Abstract:In open quantum systems, a basic question at the interface of quantum information, statistical physics, and many-body dynamics is how well can one infer the structure of noise and dissipation generators from finite-time measurement statistics alone. Motivated by this question, we study the learnability and cryptographic applications of random open-system dynamics generated by Lindblad-Gorini-Kossakowski-Sudarshan (GKSL) master equations. Working in the affine hull of the GKSL cone, we introduce physically motivated ensembles of random local Lindbladians via a linear parametrisation around a reference generator. On top of this geometric structure, we extend statistical query (SQ) and quantum-process statistical query (QPStat) frameworks to the open-system setting and prove exponential (in the parameter dimension $M$) lower bounds on the number of queries required to learn random Lindbladian dynamics. In particular, we establish average-case SQ-hardness for learning output distributions in total variation distance and average-case QPStat-hardness for learning Lindbladian channels in diamond norm.
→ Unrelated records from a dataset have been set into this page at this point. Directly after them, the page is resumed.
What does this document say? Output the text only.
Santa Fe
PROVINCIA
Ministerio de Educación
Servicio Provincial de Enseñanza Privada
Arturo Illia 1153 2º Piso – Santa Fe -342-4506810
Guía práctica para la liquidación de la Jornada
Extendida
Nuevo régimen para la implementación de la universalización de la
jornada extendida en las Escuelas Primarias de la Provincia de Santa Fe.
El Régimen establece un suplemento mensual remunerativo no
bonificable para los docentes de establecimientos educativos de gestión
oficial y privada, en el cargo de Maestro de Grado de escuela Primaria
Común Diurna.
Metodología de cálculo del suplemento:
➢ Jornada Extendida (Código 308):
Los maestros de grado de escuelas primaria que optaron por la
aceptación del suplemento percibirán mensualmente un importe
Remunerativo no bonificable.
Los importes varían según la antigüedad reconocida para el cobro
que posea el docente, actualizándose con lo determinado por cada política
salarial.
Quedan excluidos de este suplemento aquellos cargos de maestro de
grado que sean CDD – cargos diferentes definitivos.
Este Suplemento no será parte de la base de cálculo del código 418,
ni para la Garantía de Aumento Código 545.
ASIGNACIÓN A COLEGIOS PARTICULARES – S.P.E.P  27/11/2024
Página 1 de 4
To support these results physically, we derive a linear-response expression for the ensemble-averaged total variation distance and verify the required nonvanishing scaling in a random local amplitude-damping chain. Finally, we design two Lindbladian physically unclonable function (Lindbladian-PUF) protocols based on random Lindbladian ensembles with distribution-level and tomography-based verification, thereby providing open-system examples where learning hardness can be translated into cryptographic security guarantees.